Abad's Liberty, basato su un caro amico, ha la pelle più scura ma razzialmente multivalente; potrebbe essere Filipinx, come Abad, o Latinx (alcuni hanno suggerito che "LA" potrebbe significare "America Latina"), a simboleggiare le migliaia di immigrati asiatici e latinoamericani che sono entrati negli Stati Uniti attraverso i suoi confini occidentali e meridionali. Un vertiginoso patchwork di motivi colorati sostituisce le sue vesti neoclassiche, mentre punti dipinti e bottoni di plastica adornano la tavoletta che tiene nella mano sinistra. Facendo eco alle punte sulla sua corona, uno starburst in Technicolor si irradia da dietro di lei. Abad's Liberty mostra il sincretismo delle immagini vernacolari di Cristo e della Vergine Maria prodotte nei mondi coloniali spagnoli, comprese le Filippine, native dell'artista. La libertà è una dea indigena, un'icona che rappresenta la composizione multiculturale dell'America contemporanea in modo più accurato del monumento di Frédéric Auguste Bartholdi; è un gioioso sogno febbrile di differenza razziale e culturale espressa attraverso e come colore, motivo e ornamento. Come Abad proclamò con orgoglio nel 1991 quando le fu chiesto del suo contributo artistico all'America: "Colore! Gli ho dato il colore!"

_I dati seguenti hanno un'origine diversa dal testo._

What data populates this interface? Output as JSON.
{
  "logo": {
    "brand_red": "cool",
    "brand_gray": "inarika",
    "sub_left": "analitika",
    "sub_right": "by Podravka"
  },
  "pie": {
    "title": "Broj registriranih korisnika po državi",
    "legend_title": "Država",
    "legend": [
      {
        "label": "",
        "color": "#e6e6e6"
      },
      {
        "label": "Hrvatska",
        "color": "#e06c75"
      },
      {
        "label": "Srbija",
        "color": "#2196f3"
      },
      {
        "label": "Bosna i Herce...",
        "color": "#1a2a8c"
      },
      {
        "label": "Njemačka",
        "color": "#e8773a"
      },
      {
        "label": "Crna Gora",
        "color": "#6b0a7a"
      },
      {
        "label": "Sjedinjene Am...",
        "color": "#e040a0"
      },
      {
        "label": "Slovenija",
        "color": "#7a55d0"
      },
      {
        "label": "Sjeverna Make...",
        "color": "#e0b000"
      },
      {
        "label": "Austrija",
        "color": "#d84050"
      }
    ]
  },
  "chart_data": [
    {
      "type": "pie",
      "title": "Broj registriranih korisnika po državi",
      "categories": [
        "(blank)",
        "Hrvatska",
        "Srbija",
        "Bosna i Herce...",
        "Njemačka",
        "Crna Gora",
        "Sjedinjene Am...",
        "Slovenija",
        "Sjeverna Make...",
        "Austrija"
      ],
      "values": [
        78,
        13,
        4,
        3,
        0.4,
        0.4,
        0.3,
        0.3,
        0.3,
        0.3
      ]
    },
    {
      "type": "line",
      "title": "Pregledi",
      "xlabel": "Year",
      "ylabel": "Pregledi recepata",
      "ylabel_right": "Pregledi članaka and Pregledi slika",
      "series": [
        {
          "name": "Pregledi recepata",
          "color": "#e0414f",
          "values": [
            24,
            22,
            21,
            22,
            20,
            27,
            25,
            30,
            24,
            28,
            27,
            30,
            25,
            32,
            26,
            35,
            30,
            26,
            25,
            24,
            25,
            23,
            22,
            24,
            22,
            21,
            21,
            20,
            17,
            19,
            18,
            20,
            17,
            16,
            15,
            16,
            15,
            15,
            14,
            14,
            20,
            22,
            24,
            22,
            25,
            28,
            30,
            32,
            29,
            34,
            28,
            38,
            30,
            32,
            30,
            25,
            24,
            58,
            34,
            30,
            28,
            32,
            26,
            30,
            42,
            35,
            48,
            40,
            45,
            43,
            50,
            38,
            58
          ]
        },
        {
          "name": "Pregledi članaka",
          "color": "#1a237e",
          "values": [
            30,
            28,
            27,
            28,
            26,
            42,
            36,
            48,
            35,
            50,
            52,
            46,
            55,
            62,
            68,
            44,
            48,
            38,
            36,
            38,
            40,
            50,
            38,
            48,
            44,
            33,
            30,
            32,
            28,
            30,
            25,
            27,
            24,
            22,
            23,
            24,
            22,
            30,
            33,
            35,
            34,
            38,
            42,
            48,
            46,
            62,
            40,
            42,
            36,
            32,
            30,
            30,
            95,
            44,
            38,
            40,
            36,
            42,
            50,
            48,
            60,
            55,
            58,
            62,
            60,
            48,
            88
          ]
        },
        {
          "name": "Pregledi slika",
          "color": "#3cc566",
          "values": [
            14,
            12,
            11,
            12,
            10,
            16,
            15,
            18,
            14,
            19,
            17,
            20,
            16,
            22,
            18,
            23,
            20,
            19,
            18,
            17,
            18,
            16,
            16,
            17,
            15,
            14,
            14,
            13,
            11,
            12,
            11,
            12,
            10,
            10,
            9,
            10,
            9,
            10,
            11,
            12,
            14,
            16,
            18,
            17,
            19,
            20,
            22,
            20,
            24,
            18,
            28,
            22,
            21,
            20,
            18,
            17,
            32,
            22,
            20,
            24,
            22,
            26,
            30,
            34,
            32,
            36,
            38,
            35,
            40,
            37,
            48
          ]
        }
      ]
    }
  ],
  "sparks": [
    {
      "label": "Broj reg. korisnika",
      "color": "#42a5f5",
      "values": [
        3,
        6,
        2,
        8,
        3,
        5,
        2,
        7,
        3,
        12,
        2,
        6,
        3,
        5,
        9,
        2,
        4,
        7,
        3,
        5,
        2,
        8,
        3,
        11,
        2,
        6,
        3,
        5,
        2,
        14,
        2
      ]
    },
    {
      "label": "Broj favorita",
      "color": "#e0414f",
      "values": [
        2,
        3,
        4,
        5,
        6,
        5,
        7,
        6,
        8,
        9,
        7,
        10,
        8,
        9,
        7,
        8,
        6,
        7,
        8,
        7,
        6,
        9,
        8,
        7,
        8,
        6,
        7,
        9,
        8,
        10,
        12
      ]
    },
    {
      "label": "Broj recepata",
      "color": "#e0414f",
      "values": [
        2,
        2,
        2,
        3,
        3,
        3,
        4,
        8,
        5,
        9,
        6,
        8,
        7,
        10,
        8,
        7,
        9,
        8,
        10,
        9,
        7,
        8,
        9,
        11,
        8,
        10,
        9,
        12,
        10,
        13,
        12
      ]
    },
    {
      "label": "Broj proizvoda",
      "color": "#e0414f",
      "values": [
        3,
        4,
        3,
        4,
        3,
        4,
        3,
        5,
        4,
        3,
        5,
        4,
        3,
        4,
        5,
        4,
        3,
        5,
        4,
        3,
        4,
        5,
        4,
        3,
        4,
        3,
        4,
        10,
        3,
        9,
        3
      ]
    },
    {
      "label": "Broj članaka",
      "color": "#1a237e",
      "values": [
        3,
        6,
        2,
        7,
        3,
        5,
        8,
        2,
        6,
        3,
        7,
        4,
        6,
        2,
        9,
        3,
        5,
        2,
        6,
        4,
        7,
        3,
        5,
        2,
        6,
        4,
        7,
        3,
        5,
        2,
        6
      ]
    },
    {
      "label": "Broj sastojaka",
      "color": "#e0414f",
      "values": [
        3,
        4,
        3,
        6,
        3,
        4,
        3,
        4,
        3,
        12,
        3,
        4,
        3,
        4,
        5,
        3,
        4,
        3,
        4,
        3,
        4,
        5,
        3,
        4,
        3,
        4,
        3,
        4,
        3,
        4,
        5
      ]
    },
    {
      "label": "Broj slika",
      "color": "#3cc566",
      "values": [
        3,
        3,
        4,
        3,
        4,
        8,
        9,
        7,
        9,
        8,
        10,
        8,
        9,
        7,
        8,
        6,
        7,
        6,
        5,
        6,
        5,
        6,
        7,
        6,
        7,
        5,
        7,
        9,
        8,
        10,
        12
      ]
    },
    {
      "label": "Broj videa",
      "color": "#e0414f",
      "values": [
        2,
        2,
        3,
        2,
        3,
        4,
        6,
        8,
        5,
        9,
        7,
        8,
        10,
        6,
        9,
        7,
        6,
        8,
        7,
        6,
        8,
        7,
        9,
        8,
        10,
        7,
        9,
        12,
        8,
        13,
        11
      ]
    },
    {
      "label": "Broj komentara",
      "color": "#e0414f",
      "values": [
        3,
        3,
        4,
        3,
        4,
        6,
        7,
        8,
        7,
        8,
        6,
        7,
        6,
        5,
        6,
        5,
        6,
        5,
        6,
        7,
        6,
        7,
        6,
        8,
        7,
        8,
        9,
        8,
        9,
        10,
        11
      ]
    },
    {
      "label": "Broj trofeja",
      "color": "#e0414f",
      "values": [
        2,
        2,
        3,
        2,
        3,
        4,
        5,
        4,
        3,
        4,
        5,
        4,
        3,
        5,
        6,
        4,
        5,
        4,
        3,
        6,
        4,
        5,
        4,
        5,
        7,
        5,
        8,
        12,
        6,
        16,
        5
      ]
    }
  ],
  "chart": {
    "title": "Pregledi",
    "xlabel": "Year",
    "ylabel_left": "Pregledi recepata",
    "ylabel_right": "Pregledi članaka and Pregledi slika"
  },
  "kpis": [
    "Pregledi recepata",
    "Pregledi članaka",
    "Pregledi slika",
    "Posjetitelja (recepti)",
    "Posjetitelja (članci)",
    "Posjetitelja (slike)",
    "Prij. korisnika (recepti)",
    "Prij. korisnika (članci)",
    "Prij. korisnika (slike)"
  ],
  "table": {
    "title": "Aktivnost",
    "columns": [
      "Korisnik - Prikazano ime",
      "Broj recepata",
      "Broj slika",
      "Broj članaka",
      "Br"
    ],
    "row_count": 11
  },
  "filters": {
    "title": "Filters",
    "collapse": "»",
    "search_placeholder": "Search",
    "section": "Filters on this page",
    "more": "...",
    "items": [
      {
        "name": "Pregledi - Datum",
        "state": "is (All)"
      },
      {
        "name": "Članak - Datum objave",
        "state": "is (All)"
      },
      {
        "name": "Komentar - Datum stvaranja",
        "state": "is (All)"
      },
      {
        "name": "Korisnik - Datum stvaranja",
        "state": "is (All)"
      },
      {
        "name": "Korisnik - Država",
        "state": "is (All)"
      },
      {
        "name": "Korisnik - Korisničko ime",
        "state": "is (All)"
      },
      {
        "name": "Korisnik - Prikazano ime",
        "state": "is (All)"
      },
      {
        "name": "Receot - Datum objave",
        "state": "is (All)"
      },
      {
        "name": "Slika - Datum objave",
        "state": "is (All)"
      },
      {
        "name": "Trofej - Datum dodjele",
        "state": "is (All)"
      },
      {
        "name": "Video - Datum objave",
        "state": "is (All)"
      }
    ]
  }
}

ABAD È NATO NEL 1946 a Batanes, la provincia più settentrionale dell'arcipelago filippino. Proveniente da una grande famiglia politica, è cresciuta a Manila e alla fine si è trovata immersa nell'attivismo studentesco mentre era all'Università delle Filippine. Nel 1970, dopo che la casa di Abad a Batanes fu mitragliata dagli oppositori politici di suo padre, partì per Madrid per studiare legge. Una sosta a San Francisco per far visita a una zia l'ha esposta alla vibrante controcultura della città, e l'incontro di Abad con artisti, musicisti e altri liberi pensatori ha provocato un cambiamento nella sua traiettoria di vita. Incontrò il suo compagno, Jack Garrity, e nel 1973 i due intrapresero un epico viaggio di un anno dalla Turchia al Laos sulla cosiddetta autostrada hippie, viaggiando infine verso Hong Kong, Taiwan e le Filippine. L'ossessione di tutta la vita di Abad per le arti tessili è iniziata durante questo viaggio, mentre raccoglieva campioni dai luoghi che visitavano. Nel corso dei successivi tre decenni, il lavoro di Garrity come economista dello sviluppo lo portò in paesi dell'Asia, Africa, America Latina e Caraibi; Abad lo accompagnò sempre e insieme condussero una vita itinerante, viaggiando in tutto il Sud del mondo. Abad arrivò a considerare il tessile come una forma d'arte universale, cercando esempi ovunque andasse. Nel corso della sua vita, lavorò a stretto contatto e in collaborazione con le comunità di produttori tessili che incontrò, imparando il lavoro a specchio da artigiani del Rajasthan e insegnando pittura a olio in cambio di tecniche batik mentre viveva a Giakarta tra il 1993 e il 2000.